The emergence of solar cults during the Bronze Age is to be noted. The huge kurgan of Maïkop in Georgia in the northern Caucasus is dated to the beginning of copper metallurgy, at about 2500 BC. This grave with a tumulus 11 metres high was excavated in 1897 and contained several burials accompanied by real treasure. The visitors to the exhibition at the Laténium were given the chance to contemplate golden appliques figuring lions and bulls; a silver vessel with engravings of animals; a massive bull made of gold the grace and strength of which equal the most beautiful Mesopotamian pieces.
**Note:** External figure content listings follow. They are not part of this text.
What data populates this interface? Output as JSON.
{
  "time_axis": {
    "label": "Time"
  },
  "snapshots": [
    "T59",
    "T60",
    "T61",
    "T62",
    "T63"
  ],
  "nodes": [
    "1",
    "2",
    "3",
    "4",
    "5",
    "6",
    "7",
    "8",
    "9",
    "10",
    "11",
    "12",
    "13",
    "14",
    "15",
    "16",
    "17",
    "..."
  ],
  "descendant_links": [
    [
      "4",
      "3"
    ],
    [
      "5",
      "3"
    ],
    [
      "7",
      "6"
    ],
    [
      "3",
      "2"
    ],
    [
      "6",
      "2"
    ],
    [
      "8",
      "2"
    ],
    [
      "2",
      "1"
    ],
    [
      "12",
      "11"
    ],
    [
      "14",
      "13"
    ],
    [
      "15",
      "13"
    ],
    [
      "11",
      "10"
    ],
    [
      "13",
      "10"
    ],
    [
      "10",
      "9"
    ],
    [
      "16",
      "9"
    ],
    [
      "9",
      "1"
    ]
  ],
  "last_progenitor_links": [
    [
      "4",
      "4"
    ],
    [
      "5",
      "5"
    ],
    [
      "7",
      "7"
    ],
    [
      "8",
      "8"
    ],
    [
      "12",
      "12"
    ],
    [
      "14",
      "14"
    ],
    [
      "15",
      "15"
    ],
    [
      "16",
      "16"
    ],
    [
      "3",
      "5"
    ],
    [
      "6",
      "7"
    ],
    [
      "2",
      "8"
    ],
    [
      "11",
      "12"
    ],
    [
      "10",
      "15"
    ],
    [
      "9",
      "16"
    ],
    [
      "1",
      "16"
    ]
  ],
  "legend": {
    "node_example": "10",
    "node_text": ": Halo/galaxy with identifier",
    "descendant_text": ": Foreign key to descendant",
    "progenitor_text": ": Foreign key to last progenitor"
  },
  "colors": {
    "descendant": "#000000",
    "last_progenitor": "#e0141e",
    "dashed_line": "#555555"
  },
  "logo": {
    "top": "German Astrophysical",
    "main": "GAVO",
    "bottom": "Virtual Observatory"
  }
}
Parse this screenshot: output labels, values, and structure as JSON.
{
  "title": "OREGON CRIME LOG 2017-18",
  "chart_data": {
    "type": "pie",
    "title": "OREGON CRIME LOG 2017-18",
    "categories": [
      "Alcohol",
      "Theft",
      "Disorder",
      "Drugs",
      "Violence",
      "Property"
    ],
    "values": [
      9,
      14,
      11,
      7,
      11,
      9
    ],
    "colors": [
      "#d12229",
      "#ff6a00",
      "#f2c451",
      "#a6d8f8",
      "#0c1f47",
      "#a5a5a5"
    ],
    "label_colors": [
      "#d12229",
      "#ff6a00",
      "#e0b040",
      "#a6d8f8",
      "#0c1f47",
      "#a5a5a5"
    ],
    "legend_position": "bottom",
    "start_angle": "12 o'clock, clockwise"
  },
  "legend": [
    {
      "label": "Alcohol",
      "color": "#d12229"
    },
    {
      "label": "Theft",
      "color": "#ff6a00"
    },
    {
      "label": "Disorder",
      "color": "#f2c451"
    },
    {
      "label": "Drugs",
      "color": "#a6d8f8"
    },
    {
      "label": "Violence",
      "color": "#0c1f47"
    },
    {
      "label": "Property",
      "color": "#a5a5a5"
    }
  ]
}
Scythian art flourished on such bases. It is possible to recognise themes and styles belonging to the Middle East, even China. On the shores of the Black Sea contacts were developed with the Greek colonies: Herodotus, “the father of history”, provides a detailed and stunning testimony of this. Figurines of felines, heads of birds of prey, deer and saiga antelopes literally streamed from the graves dated between the 5th and 3rd century BC in the form of golden plaques with animal decoration. They later enriched the collections destined for developing the artistic preferences of the young Peter the Great.